I would say that hearing is my primary sense. I have learned more and been inspired more by auditory input than by anything else. As significant as my favorite writers are to me, I may actually have learned more of my chops from folks like Firesign Theatre and from rock and roll. I frequently fall in love with rhythmic patterns in music that I feel I must then capture in language. A large section of Cistern Tawdry, for example, is built on a riff by the German band Faust. I've recently built a large section of a novella called My Landlady the Lobotomist on music by Magma, a French band that sang in Kobaian, an imaginary language created by their drummer.
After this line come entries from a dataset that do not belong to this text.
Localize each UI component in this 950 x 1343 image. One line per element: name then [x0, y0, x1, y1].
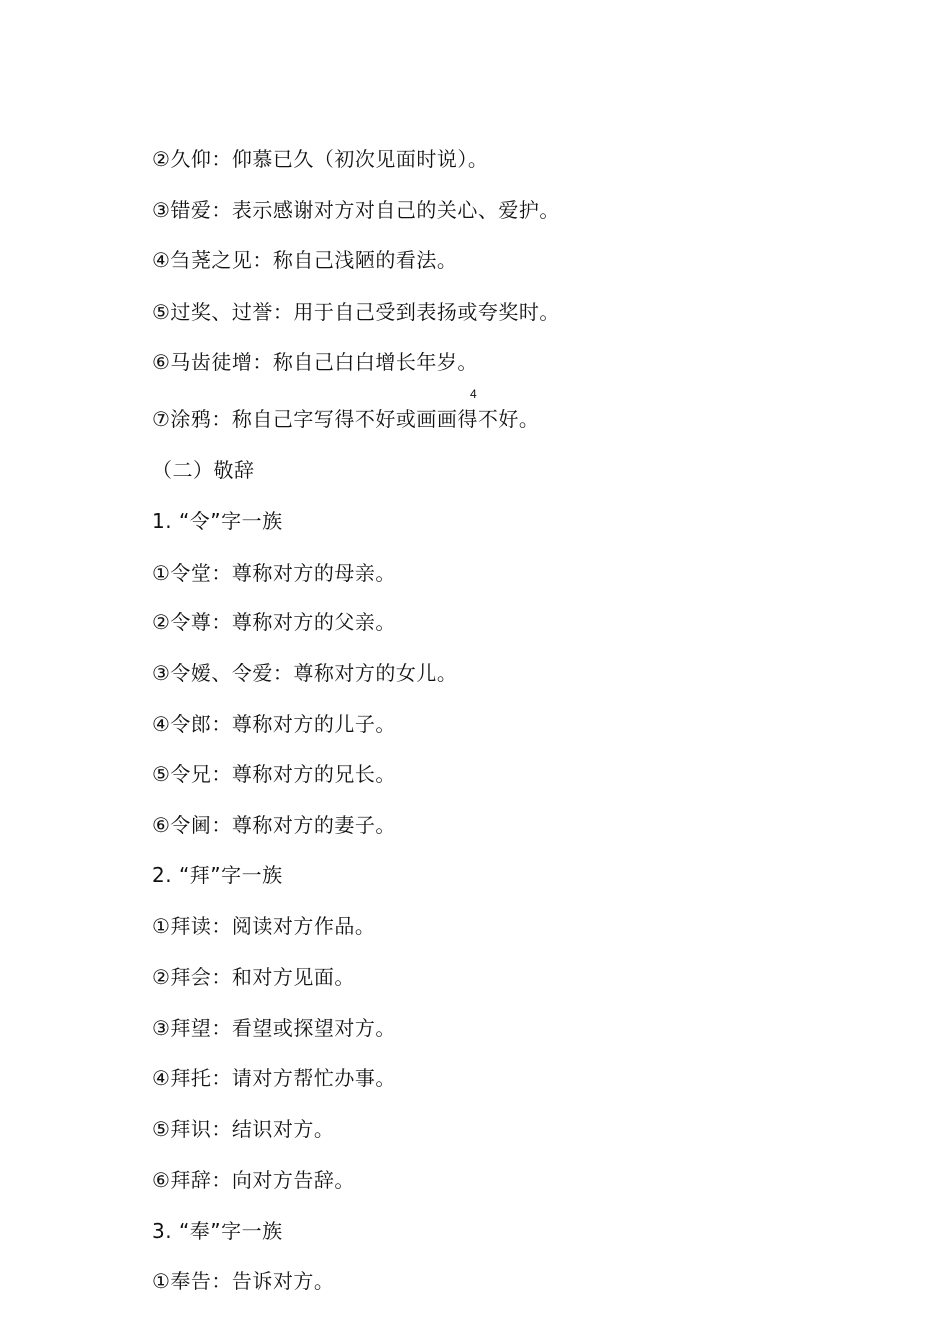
text-line: ③拜望：看望或探望对方。: [152, 1016, 396, 1040]
text-line: ④刍荛之见：称自己浅陋的看法。: [152, 248, 458, 272]
text-line: ⑥马齿徒增：称自己白白增长年岁。: [152, 350, 478, 374]
text-line: ⑥令阃：尊称对方的妻子。: [152, 813, 396, 837]
text-line: ④拜托：请对方帮忙办事。: [152, 1066, 396, 1090]
text-line: ②久仰：仰慕已久（初次见面时说）。: [152, 147, 489, 171]
text-line: ④令郎：尊称对方的儿子。: [152, 712, 396, 736]
text-line: ①奉告：告诉对方。: [152, 1269, 335, 1293]
subsection-heading: 2. “拜”字一族: [152, 863, 283, 887]
text-line: ⑦涂鸦：称自己字写得不好或画画得不好。: [152, 407, 540, 431]
text-line: ⑥拜辞：向对方告辞。: [152, 1168, 355, 1192]
text-line: ①令堂：尊称对方的母亲。: [152, 561, 396, 585]
text-line: ⑤过奖、过誉：用于自己受到表扬或夸奖时。: [152, 300, 560, 324]
text-line: ③错爱：表示感谢对方对自己的关心、爱护。: [152, 198, 560, 222]
section-heading: （二）敬辞: [152, 458, 255, 482]
text-line: ①拜读：阅读对方作品。: [152, 914, 376, 938]
page-number: 4: [470, 387, 477, 401]
text-line: ②拜会：和对方见面。: [152, 965, 355, 989]
text-line: ⑤令兄：尊称对方的兄长。: [152, 762, 396, 786]
subsection-heading: 3. “奉”字一族: [152, 1219, 283, 1243]
text-line: ③令嫒、令爱：尊称对方的女儿。: [152, 661, 458, 685]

Who knows what the heck they're singing about. Who cares? It's amazing stuff, all gutteral and fascinating. I imagine what they are saying, and that inspires me. My imagination is triggered by their music, but no one else would probably ever seen the connection.

I hear that you've recently released a CD. What is Scuff Mud all about?

Ah, Scuff Mud. I always used to say that if I ever began a band, I'd name it Scuff Mud. I grew up in the punk era in Chicago, hanging out with bands like the Cunts, DA!, Bohemia, Paynterband, the Objects and such. I was actually in a band called the Occupants back then. Scuff Mud has such a punk name, doesn't it? Read it backwards!...the CD, includes text from my novel Cistern Tawdry, a forthcoming novella Nin and Nan that's going to be in the new Bizarro Starter Kit (about which I am very excited!), and mostly from My Landlady the Lobotomist. I have characters who sing, narrators who write poems, and so on. I thought it'd be fun to collect some of these pieces and give them musical life. I was talking with my friend Brian Poloncic, who's this brilliant musician in Omaha...and Brian hooked me up with a friend of his, Bryan Day, who runs Public Eyesore Records. Bryan Day has an improvisational music ensemble called Shelf Life. For a couple of tracks, he culled some jams from their pre-existing catalogue and engineered it together with my spoken word. For most of the tracks, he actually got the band together in the studio, and they recorded a bunch of stuff to go with my tracks. He put it all together. He's a genius engineer....Actually, there is a lot of great music-and-fiction stuff coming out these days. Michael Arnzen's CD is terrific. Ripe for Shaking up in Wisconsin is really good. These are things that need to be heard, so Daily and I are starting up an audiojournal for music-and-fiction and are calling it ATTOHO, which is an acronmyn for "After They Tore Our Heads Off."